Hello everyone, Im new here, my sister brought one pot of plant for her cold water 27L aquarium 2 weeks ago, the plants are very similar to Alternanthera sessilis and have flowers like it, they are still devoloping, there are lots of branches appearing every where in the steams and the plant is growing fast, the only difference I notice is that my Alternanthera sessilis haves some purple in the leafes and i don't see it on the wiki photos. Do you think it is a Alternanthera sessilis, if it is, its not a plant for an aquarium isn't it?
Tomorrow I will leave some photos here, for you specialists have a look.
Thank you.
Have a good night!


----------



## Cavan Allen (Jul 22, 2004)

We'll look forward to the photos. A. sessilis will 'grow' submerged, but only so it can get out of the water. 

Welcome to APC!


----------



## janotaking (Feb 28, 2013)

Cavan Allen said:


> We'll look forward to the photos.

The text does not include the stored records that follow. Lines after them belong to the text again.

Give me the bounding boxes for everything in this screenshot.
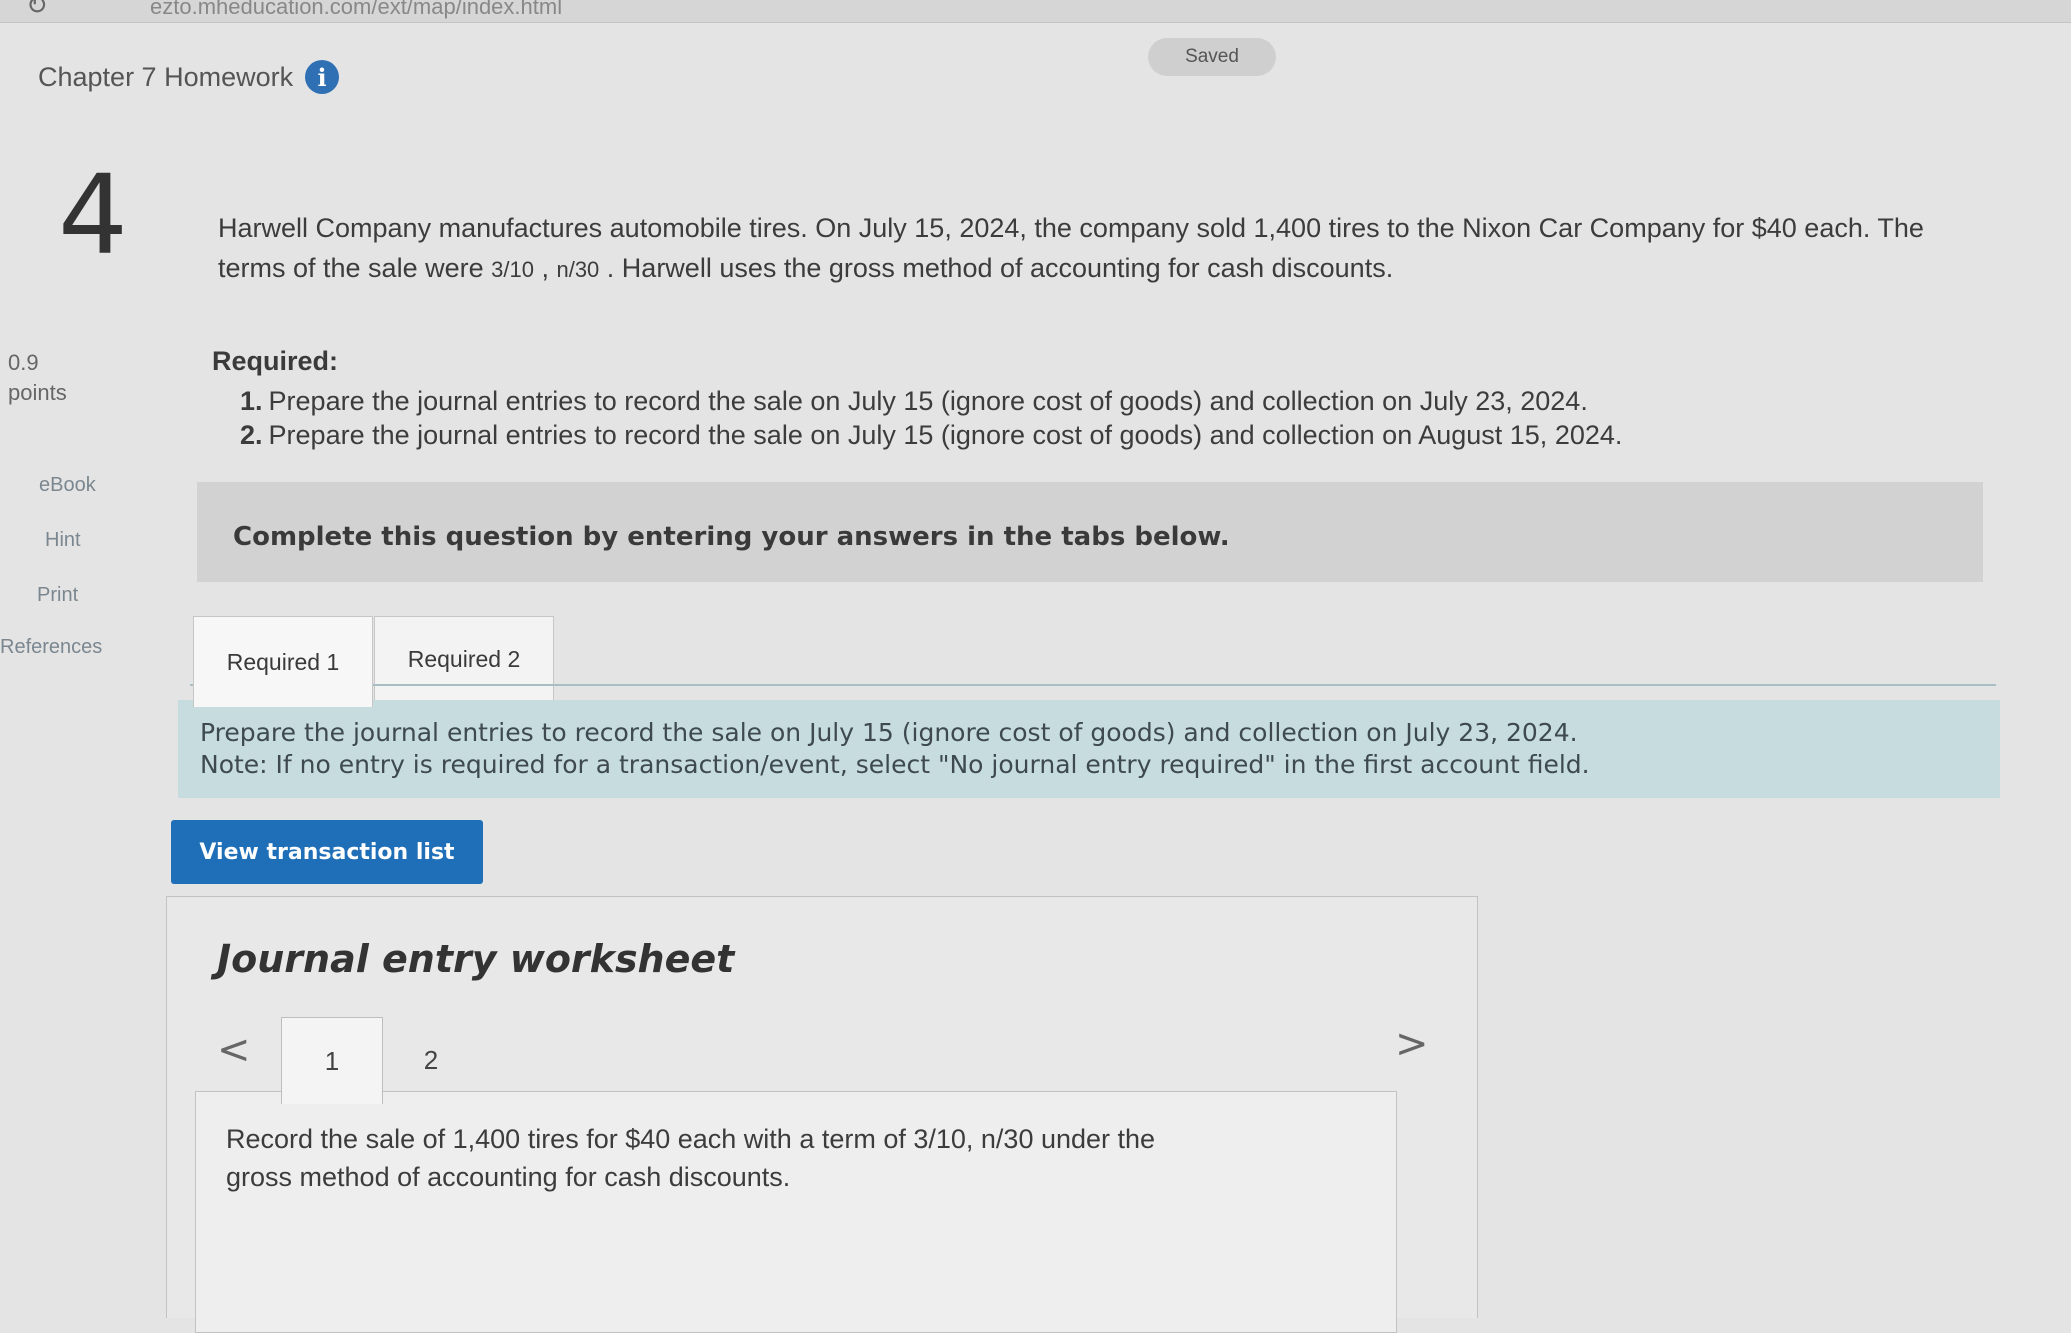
question-number: 4 <box>58 151 128 279</box>
instructions-panel: Prepare the journal entries to record th… <box>178 700 2000 798</box>
reload-icon[interactable]: ↻ <box>26 0 48 21</box>
requirement-text: Prepare the journal entries to record th… <box>268 386 1588 416</box>
requirement-item: 2. Prepare the journal entries to record … <box>240 418 1840 452</box>
saved-badge: Saved <box>1148 38 1276 76</box>
print-link[interactable]: Print <box>37 584 78 607</box>
hint-link[interactable]: Hint <box>45 529 81 552</box>
worksheet-title: Journal entry worksheet <box>217 937 735 981</box>
browser-bar: ↻ ezto.mheducation.com/ext/map/index.htm… <box>0 0 2071 23</box>
term-discount: 3/10 <box>491 257 534 282</box>
assignment-title-text: Chapter 7 Homework <box>38 61 294 92</box>
points-info: 0.9 points <box>8 348 67 408</box>
requirement-text: Prepare the journal entries to record th… <box>268 420 1623 450</box>
view-transaction-list-button[interactable]: View transaction list <box>171 820 483 884</box>
url-text[interactable]: ezto.mheducation.com/ext/map/index.html <box>150 0 562 20</box>
required-heading: Required: <box>212 346 339 376</box>
requirements-list: 1. Prepare the journal entries to record … <box>240 384 1840 452</box>
requirement-number: 1. <box>240 386 263 416</box>
chevron-left-icon[interactable]: < <box>217 1027 251 1073</box>
entry-description-box: Record the sale of 1,400 tires for $40 e… <box>195 1091 1397 1333</box>
entry-tab-1[interactable]: 1 <box>281 1017 383 1104</box>
journal-entry-worksheet: Journal entry worksheet < 1 2 > Record t… <box>166 896 1478 1333</box>
tab-divider <box>190 684 1996 686</box>
tab-required-2[interactable]: Required 2 <box>374 616 554 701</box>
chevron-right-icon[interactable]: > <box>1395 1021 1429 1067</box>
ebook-link[interactable]: eBook <box>39 474 96 497</box>
points-value: 0.9 <box>8 350 39 375</box>
assignment-title: Chapter 7 Homework i <box>38 60 340 94</box>
points-label: points <box>8 380 67 405</box>
term-separator: , <box>533 253 557 283</box>
complete-banner-text: Complete this question by entering your … <box>233 522 1230 552</box>
info-icon[interactable]: i <box>305 60 340 94</box>
term-net: n/30 <box>556 257 600 282</box>
instructions-note: Note: If no entry is required for a tran… <box>200 750 1590 779</box>
references-link[interactable]: References <box>0 636 102 659</box>
complete-question-banner: Complete this question by entering your … <box>197 482 1983 582</box>
problem-text-part2: . Harwell uses the gross method of accou… <box>599 253 1394 283</box>
problem-statement: Harwell Company manufactures automobile … <box>218 208 1958 290</box>
entry-description: Record the sale of 1,400 tires for $40 e… <box>226 1124 1156 1192</box>
instructions-line-1: Prepare the journal entries to record th… <box>200 718 1578 747</box>
requirement-item: 1. Prepare the journal entries to record … <box>240 384 1840 418</box>
requirement-number: 2. <box>240 420 263 450</box>
tab-required-1[interactable]: Required 1 <box>193 616 373 707</box>
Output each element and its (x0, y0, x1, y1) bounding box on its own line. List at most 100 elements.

A. sessilis will 'grow' submerged, but only so it can get out of the water.
> 
> Welcome to APC!


Thanks men, I've been digging here on the forum, and I saw some posts, and saw the A. Reineckii, mine is similar, hope it is A. Reineckii, it would not be very practical to have emerged pants in this aquarium, its in a small space.
The more I see your tanks the more I want to get my own tank too, I always had a tank when I was little, my father had a 2 meters 600L tank, and I had my 35L  
I don't have much room for a tank like that now, I mean the 2 meters one, we still have it, but it is out door, It has been there for 7 or 8 years at the sun and rain, now the glass is not very bright, and haves lots of dirt in it, do you think I can restore it? How do I get that water minerals of the glass? Do I have to apply new silicon in it after this rough treatment?
Are any of you in to cold water fish's, I always had hot water ones but now that I see this ones that my sister haves now I'm starting to like them, there are some cool species.

Ok dude, tomorrow I will try to upload some photos.
Have a good night, and thank you again!


----------



## Michael (Jul 20, 2010)

Tanks that have been stored outside for a long time always worry me. Sunlight will definitely degrade the plastic frame, causing it to become brittle and break. And it may affect the silicone.

There are lots of good fish for the cool water planted aquarium. A few that come to mind are white cloud minnows, paradise fish, and gold barbs.


----------